Epstein-Barr virus latency: LMP2, a regulator or means for Epstein-Barr virus persistence?

Like other herpesviruses, Epstein-Barr virus (EBV) persists in its host through an ability to establish a latent infection that periodically reactivates, producing infectious virus that infects naïve hosts. Disease syndromes in humans caused by EBV reflect the cell types that EBV infects, being primarily of lymphoid or epithelial origin. The most notable lymphoid disease, infectious mononucleosis, is a self-limiting lymphoproliferative disease that occurs in normal adolescents on primary infection. Children are normally able to resolve primary EBV infection with few or no symptoms. By the age of 25 most individuals are EBV seropositive. EBV is associated with a variety of hematopoietic cancers such as African Burkitt's lymphoma, Hodgkin's, and adult T-cell leukemia. EBV-associated lymphoproliferative disease occurs in individuals with congenital or acquired cellular immune deficiencies.

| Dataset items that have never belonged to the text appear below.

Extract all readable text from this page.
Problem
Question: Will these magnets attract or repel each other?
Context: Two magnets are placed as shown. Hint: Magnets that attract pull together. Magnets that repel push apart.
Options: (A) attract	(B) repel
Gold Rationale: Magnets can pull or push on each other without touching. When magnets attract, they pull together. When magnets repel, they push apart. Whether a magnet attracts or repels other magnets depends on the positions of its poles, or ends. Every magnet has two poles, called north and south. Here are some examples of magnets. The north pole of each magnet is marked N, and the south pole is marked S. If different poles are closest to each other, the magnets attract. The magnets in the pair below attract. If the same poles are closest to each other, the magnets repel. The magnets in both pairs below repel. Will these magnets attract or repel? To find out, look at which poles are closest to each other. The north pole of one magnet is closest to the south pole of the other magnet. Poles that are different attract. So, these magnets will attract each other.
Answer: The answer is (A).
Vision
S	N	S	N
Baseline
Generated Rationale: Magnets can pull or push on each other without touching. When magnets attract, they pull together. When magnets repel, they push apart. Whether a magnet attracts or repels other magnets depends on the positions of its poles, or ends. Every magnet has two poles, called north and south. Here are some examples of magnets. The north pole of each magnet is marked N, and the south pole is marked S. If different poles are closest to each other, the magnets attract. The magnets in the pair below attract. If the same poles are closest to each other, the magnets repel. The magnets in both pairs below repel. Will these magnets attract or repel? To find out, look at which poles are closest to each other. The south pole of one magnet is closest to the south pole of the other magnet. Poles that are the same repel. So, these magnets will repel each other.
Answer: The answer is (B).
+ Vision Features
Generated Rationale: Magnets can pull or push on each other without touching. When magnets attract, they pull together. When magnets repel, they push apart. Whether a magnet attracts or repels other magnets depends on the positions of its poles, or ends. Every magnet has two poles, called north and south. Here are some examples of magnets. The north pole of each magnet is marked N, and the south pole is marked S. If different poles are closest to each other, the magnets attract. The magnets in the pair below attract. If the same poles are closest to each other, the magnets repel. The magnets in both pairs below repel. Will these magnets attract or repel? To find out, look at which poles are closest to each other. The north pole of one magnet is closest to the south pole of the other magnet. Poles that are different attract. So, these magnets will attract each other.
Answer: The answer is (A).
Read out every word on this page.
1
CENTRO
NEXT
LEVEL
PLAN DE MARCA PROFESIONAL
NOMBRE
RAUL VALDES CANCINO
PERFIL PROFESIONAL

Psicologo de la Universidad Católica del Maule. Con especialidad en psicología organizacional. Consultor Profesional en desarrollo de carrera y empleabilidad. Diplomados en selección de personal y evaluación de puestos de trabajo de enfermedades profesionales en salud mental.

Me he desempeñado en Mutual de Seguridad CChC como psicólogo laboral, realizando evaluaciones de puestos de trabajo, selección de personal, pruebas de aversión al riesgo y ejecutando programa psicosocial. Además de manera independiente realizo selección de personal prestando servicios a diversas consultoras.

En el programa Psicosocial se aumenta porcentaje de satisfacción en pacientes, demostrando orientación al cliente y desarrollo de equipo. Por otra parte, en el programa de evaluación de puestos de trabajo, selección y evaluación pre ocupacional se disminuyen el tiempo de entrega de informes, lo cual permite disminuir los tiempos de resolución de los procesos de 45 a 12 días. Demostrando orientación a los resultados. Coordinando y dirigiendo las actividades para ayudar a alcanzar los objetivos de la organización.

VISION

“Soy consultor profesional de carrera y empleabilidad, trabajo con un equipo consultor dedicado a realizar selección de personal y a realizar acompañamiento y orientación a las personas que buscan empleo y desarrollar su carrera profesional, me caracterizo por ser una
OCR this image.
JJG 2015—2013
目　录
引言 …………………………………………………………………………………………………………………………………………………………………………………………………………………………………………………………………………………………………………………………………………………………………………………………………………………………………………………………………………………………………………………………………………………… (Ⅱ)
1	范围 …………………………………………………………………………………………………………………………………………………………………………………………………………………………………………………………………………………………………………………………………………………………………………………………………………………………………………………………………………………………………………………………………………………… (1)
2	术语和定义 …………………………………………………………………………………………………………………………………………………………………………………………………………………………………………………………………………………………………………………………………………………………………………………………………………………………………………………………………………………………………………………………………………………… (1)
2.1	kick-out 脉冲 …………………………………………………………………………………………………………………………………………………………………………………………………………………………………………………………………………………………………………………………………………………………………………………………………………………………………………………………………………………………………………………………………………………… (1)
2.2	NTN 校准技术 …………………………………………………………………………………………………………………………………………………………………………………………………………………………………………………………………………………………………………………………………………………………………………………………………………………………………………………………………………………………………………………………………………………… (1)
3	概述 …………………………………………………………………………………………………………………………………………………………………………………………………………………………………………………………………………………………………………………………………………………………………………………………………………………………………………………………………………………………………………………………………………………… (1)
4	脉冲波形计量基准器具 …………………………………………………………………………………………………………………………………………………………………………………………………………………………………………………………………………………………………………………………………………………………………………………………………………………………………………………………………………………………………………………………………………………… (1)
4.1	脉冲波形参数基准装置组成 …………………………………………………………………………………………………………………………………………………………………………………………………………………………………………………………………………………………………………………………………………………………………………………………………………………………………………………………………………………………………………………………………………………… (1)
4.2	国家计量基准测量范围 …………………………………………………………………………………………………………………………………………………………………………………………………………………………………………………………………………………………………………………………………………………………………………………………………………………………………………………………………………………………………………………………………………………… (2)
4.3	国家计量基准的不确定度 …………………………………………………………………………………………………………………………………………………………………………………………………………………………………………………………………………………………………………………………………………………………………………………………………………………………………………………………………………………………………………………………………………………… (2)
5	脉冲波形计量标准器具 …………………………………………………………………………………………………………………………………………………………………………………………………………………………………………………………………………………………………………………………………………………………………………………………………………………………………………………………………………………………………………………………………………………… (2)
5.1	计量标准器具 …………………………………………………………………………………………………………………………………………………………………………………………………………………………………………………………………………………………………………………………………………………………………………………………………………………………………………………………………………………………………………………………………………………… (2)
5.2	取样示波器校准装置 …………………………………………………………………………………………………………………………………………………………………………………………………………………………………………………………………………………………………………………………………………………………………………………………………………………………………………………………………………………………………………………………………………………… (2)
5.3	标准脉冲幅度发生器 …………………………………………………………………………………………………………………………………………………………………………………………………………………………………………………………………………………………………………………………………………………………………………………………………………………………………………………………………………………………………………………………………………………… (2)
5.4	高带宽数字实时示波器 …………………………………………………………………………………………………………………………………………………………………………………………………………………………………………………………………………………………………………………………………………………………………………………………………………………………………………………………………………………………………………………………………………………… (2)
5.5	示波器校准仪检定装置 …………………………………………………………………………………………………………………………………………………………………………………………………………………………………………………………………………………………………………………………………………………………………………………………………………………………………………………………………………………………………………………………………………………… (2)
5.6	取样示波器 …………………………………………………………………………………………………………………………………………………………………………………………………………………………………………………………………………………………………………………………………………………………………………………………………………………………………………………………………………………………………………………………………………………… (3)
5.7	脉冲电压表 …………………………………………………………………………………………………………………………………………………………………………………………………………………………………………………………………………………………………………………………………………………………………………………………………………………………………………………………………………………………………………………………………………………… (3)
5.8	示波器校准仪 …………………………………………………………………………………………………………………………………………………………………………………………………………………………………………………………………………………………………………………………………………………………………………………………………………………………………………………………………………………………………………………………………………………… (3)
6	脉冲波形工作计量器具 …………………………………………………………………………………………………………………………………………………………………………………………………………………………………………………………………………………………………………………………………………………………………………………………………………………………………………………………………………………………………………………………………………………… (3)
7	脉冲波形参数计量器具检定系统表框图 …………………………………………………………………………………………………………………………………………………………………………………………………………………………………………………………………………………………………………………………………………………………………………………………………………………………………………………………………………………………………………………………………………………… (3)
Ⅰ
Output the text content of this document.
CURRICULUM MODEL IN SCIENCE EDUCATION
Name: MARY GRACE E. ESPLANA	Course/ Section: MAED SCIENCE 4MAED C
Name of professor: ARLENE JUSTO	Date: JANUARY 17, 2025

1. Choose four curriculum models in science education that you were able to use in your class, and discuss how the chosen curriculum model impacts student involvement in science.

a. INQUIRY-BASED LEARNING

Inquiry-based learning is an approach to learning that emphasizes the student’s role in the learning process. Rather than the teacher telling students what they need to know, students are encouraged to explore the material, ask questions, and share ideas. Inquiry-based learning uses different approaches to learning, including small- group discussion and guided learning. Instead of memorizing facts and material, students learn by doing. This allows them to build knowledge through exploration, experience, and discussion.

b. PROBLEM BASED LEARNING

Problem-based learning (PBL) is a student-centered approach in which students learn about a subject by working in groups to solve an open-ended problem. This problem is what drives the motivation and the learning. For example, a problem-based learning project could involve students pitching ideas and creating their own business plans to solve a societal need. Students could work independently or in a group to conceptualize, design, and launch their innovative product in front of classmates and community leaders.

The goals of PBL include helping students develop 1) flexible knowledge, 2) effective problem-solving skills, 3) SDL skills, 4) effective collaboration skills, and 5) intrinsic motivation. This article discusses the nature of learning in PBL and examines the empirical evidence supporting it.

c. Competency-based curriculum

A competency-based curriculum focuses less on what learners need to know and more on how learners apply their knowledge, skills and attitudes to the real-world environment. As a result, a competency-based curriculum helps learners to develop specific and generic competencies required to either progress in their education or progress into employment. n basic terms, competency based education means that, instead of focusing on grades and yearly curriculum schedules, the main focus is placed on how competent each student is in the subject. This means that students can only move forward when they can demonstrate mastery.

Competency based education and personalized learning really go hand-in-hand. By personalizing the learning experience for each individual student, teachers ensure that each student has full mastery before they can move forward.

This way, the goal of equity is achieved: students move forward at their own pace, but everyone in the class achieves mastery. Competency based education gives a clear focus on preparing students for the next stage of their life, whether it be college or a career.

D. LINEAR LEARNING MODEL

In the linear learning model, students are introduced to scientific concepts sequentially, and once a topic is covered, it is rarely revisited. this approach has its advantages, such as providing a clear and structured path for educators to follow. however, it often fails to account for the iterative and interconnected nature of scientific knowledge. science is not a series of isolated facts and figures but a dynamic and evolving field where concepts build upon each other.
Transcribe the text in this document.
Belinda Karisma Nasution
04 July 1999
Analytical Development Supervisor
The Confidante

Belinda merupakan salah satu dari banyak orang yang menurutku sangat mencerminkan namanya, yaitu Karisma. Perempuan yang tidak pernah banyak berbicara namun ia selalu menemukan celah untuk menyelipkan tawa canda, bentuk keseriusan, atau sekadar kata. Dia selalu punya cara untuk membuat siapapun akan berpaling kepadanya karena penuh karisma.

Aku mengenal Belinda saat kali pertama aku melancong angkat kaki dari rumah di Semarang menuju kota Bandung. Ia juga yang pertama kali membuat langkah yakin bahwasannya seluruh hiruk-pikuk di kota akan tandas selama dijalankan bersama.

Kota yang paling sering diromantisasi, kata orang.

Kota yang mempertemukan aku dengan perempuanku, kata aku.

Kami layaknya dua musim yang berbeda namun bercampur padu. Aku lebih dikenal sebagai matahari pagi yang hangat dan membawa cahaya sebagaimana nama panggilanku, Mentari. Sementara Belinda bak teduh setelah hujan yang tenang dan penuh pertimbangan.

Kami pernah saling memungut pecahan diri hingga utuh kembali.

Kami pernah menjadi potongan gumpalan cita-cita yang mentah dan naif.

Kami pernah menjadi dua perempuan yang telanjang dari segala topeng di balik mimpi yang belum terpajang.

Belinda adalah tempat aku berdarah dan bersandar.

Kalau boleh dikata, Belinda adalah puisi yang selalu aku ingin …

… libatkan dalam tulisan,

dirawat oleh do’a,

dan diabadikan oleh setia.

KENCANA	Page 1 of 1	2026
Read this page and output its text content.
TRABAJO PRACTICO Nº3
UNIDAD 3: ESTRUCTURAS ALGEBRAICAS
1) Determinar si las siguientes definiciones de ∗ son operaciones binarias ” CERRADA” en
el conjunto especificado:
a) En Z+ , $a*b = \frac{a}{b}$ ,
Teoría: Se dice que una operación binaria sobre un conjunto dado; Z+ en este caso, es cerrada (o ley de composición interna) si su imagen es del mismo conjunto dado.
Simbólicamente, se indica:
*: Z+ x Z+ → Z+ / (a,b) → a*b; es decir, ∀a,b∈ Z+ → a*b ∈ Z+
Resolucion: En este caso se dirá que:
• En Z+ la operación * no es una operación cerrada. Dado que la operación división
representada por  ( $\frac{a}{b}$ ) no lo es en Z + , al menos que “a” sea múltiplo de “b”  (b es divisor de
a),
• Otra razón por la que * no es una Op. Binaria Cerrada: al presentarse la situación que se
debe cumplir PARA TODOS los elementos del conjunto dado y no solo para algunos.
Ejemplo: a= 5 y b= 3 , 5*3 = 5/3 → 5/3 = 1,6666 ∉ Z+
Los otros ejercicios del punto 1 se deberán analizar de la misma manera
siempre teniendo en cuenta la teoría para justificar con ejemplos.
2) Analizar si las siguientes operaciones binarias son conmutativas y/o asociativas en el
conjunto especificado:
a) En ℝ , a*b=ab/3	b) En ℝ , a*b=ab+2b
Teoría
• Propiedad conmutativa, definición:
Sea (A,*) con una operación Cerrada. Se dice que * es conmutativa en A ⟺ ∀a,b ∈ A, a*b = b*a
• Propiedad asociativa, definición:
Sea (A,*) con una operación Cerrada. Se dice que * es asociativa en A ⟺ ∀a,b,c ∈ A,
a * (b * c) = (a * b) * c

The two notable epithelial diseases associated with EBV infection are nasopharyngeal cancer, a malignancy endemic to southern China, and oral hairy leukoplakia, an epithelial hyperplasia of the lingual squamous epithelium in AIDS patients. Latent membrane protein 2 (LMP2) is expressed both in normal EBV latency and EBV-associated pathologies. LMP2 may regulate reactivation from latency by interfering with normal B-cell signal transduction processes and in doing so may also provide a survival signal that could be important for viral persistence. Current knowledge about the function of LMP2 is described, defining a new class of regulators of herpesvirus latency.